Hier, 37 personnes ont été interpellées dans le cadre d'un scandale
financier présumé.
Trois fils de ministres - ceux de l'Intérieur, de
l'Économie et du Développement urbain -, le maire d'un arrondissement
d'Istanbul également membre du Parti de la justice et du développement (AKP)
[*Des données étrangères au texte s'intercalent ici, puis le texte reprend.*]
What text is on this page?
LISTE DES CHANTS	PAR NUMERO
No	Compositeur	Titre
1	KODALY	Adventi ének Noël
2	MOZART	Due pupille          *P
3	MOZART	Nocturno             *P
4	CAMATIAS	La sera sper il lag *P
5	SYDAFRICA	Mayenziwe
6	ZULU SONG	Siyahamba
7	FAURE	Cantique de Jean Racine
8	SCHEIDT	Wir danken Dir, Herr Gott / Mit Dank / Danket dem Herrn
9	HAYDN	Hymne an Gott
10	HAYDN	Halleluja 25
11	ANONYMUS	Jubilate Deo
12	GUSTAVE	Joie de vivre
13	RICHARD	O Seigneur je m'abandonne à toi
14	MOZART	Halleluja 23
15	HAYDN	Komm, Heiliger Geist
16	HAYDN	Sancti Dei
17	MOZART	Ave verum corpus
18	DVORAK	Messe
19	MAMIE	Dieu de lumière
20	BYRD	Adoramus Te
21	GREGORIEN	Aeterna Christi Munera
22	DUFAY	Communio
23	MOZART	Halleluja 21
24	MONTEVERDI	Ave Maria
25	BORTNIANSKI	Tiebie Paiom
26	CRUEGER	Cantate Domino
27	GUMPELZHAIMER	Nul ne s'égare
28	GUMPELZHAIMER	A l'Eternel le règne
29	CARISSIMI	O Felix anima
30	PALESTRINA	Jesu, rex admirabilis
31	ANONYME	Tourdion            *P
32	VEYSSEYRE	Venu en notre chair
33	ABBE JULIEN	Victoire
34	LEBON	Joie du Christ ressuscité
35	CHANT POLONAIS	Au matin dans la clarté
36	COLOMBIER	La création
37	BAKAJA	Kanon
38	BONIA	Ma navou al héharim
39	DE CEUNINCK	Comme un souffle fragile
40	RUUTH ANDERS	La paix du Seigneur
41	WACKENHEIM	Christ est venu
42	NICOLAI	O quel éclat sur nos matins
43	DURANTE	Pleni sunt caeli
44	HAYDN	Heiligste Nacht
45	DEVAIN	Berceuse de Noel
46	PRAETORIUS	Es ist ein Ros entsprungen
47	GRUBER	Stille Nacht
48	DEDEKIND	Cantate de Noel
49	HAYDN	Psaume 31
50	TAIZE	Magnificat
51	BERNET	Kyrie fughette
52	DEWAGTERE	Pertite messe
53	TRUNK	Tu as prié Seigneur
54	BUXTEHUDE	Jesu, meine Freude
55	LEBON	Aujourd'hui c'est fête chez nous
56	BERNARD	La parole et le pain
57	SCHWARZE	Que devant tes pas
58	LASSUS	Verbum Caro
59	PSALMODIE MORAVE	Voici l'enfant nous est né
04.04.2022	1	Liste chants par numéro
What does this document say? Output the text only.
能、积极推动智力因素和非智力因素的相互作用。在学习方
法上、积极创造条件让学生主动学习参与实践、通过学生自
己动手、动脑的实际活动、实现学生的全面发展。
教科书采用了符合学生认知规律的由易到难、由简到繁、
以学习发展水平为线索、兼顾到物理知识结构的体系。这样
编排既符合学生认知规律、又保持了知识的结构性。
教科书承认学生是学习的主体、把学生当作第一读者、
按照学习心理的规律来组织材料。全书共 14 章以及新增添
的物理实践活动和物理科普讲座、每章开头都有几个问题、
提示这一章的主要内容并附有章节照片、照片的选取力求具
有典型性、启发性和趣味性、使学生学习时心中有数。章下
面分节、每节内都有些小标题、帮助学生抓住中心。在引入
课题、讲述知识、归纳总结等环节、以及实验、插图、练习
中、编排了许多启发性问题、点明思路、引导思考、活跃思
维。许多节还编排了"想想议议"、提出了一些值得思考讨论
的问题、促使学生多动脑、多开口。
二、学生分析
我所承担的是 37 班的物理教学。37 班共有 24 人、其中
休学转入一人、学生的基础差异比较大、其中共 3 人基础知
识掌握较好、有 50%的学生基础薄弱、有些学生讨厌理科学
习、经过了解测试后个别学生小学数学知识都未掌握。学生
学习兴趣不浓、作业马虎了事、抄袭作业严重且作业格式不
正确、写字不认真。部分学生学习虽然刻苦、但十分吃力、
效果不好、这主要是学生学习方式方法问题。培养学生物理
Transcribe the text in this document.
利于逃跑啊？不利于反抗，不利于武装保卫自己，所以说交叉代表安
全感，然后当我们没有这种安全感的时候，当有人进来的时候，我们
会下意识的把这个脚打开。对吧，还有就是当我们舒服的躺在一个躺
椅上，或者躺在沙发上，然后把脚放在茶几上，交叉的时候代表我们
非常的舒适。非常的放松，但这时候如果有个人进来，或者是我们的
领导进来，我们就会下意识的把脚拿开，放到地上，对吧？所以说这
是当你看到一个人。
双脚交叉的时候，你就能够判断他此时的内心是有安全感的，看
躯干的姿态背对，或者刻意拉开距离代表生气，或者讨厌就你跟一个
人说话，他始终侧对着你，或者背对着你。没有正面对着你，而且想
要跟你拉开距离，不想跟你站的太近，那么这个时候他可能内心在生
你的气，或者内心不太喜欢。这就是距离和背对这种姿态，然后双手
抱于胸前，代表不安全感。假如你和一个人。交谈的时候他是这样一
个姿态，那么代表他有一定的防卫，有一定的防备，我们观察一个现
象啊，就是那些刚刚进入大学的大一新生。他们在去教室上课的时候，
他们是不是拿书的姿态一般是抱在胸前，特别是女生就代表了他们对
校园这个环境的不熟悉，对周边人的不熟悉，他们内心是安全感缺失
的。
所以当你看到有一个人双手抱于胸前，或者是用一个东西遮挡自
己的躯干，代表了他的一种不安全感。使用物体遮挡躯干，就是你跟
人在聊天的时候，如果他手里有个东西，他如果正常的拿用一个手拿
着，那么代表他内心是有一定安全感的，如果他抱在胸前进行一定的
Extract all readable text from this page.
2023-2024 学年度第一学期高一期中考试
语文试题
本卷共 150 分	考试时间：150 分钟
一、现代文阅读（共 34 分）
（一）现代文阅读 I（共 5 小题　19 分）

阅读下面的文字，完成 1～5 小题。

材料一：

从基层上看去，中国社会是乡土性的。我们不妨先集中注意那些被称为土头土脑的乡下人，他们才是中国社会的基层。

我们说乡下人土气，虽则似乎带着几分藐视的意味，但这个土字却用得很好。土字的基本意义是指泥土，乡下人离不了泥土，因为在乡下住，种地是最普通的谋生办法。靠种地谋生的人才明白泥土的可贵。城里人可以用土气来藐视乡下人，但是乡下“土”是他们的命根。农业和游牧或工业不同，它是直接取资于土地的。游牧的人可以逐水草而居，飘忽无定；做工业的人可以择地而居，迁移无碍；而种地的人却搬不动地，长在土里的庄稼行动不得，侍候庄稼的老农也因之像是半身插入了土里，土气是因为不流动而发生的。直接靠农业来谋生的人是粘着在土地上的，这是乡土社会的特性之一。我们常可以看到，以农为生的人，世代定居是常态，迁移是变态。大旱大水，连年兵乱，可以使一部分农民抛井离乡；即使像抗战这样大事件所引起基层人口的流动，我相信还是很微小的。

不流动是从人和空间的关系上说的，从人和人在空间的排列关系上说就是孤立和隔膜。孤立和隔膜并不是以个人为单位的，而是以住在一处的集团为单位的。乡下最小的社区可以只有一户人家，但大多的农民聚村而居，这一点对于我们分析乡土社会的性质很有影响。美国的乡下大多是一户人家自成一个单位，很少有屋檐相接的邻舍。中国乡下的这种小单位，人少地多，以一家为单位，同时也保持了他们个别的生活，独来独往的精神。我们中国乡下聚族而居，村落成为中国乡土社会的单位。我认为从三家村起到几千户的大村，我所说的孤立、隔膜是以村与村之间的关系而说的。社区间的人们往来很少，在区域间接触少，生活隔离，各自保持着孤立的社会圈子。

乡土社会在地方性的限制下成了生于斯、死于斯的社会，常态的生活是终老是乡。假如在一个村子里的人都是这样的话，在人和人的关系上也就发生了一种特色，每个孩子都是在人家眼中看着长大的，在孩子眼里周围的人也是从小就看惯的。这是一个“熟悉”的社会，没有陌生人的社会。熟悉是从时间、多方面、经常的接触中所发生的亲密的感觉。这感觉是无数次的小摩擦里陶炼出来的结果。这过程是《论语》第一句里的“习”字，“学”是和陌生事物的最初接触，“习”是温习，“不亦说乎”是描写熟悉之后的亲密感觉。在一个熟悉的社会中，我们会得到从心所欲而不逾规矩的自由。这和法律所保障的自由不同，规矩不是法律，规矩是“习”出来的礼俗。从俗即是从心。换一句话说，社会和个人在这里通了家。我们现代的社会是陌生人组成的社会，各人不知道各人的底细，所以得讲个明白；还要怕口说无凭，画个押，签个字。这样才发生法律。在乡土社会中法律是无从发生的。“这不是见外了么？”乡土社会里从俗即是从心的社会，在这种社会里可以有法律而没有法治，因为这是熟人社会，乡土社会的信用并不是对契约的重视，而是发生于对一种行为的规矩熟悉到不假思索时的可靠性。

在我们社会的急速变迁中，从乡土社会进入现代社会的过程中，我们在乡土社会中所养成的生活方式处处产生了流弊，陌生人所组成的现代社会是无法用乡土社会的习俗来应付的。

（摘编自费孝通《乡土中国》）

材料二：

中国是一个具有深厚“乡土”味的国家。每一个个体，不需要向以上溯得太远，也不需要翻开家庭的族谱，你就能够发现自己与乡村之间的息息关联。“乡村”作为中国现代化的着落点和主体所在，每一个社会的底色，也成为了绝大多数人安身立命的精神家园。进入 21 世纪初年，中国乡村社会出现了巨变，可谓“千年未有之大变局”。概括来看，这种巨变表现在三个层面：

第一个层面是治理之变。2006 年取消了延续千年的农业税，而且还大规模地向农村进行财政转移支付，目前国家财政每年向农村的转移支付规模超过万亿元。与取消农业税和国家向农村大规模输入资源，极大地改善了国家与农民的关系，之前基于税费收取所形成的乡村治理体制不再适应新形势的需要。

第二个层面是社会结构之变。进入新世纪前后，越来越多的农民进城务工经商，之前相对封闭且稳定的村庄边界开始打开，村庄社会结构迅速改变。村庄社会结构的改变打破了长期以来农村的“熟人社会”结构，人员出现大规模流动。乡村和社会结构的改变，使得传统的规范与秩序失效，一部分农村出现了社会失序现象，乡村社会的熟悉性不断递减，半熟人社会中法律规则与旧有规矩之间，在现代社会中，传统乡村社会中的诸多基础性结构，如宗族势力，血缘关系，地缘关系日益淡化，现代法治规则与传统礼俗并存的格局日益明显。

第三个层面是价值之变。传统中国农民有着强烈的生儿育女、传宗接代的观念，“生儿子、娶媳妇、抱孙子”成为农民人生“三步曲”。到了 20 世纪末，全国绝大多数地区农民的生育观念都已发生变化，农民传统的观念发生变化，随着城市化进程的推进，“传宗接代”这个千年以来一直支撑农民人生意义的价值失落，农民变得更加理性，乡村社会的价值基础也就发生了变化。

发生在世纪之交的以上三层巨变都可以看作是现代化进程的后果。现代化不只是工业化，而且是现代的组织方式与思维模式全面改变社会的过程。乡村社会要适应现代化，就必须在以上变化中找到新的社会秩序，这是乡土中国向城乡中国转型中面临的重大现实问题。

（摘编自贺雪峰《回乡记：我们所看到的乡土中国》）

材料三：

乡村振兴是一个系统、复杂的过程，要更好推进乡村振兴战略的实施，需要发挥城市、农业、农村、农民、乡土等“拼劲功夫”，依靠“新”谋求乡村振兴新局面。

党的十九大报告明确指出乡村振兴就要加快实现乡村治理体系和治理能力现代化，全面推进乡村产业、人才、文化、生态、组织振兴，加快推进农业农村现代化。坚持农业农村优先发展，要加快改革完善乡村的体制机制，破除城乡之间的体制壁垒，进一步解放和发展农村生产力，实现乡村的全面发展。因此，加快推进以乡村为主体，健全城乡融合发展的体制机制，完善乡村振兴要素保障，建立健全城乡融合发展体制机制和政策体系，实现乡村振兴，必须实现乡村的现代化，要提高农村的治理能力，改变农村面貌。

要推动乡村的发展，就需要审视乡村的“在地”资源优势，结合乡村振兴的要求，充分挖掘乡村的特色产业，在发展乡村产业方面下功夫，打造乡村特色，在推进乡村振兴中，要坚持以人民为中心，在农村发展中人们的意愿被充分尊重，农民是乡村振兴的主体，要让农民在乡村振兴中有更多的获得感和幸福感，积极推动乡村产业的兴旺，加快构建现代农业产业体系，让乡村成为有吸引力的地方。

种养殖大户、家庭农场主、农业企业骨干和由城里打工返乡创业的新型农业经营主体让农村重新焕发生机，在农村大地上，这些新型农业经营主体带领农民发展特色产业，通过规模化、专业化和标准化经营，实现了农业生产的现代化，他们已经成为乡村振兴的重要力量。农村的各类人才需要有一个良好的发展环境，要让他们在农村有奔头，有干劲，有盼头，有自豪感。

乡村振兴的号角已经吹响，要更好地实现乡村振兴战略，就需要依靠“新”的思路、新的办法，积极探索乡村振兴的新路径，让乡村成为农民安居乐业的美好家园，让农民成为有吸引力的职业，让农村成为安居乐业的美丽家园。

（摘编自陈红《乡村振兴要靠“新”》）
au pouvoir, le directeur de la banque publique Halkbank et un magnat de
l'immobilier sont soupçonnés de corruption et blanchiment d'argent à
l'occasion des marchés conclus par Toki, l'Administration de
développement du logement.
Des permis de construire dans des zones protégées
Placée sous l'autorité du premier ministre, cette agence a la
particularité de disposer de terrains publics gratuitement pour
construire, avec des partenaires privés, de l'habitat à coût modéré,
mais également des complexes immobiliers luxueux. Selon le quotidien Hürriyet,
c'est la délivrance de permis de construire dans des zones protégées
qui serait à l'origine du coup de filet. Le manque de transparence de
Toki est régulièrement épinglé. Le secteur immobilier est en plein boom
en Turquie et les comptes de cet établissement sont exempts de contrôle.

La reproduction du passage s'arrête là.